In the first year of this page, I wrote 40 blogs.

I thought I had been doing a really piss poor job this year of doing the same, but as I sat down to write this I counted and realized in the last 12 months I still wrote another 32 blogs.  That's nothing to sneeze at by any means and really, it ended up being close to the previous tally.  Not that this is a race or anything, and if it were it would only be a race against myself... and I suppose I just said a proverbial mouthful.  But you get my drift, yeah?  The blogs seem a little lonely to me at times and I feel like oceans rest between each entry, but when I take a step back and look at the collection of works I'm continuously building, I have to smile and realize how I'm doing something mostly for myself that will only build my character that much more.

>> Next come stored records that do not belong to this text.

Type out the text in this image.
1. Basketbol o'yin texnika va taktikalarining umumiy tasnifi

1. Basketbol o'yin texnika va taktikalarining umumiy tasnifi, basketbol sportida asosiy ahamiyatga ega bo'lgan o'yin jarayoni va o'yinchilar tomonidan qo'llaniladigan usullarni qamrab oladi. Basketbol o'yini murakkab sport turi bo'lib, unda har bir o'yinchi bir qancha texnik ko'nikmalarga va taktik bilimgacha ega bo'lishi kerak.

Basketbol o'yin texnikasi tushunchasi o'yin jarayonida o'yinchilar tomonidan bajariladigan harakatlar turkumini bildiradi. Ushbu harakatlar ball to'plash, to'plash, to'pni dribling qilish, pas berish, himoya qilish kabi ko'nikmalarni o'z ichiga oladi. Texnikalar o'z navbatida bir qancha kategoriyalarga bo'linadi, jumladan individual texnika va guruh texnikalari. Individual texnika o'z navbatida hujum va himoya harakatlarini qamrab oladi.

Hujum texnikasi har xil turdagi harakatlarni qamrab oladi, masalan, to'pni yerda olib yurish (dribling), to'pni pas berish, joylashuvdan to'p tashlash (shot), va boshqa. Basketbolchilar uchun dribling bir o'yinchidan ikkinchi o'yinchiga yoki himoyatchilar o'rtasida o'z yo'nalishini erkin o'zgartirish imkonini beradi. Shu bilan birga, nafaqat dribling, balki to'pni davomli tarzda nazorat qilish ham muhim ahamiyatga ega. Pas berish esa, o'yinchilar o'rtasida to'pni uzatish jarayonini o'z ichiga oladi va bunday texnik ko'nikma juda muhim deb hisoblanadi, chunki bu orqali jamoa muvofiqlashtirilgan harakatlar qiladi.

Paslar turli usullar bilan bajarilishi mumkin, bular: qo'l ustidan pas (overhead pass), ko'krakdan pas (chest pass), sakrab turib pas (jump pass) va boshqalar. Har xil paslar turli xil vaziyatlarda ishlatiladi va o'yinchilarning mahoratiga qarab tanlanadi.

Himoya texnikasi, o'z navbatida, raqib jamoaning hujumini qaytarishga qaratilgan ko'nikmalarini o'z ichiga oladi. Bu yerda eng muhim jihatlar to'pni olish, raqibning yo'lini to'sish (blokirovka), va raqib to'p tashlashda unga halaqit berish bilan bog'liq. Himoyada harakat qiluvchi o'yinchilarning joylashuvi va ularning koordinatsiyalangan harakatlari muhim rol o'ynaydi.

Because obviously I lack character(...)  and I'll add again (.......... (those are moments of silence, in case you can't tell(...)))

It's difficult for me to not write about where I want to go from here or where I've been to GET here, because that's best left to the New Year's Eve blogs and not these iterational (iterational is not a word, apparently (using it anyway)) blogs.  I will say I am pleased with how far I've come, and it's alright for me to say so, right?

I'm still shocked I'm writing these things, to be perfectly honest.  It isn't easy to pop blogs out, sometimes (and most times) when you've really not got much to say.  I was always such a proponent of starting things and never finishing them so to work on something that is technically NEVER finished but instead evolves and changes with me, is another experience all together.  In a year I've gone from sitting and writing these in bedroom at my parent's house to now sitting in the office of my own place (obviously in just my underwear ) and halfway thinking about what next year will bring.  Still living here in this apartment?  I dunno.  Still writing?  Of course.

Last year I left you with Muse's "Madness" because I couldn't get it off my mind and this year I think I'll swing you toward the Naked and Famous' "Hearts Like Ours."  I get to see them next week in Chicago with the best @markstyleme and my wonderful Jillybean, and I just can't wait.  There are so so so many more blogs to come so please keep reading them.  For everyone who has been reading up until now, thank you SO much for sticking with me on the journey.  Keep spreading the word (or start spreading it if you haven't) and keep sharing the links (or start sharing if you haven't (dick.))

Above all it all just keep laughing.  With me... or even at me.  God knows I do.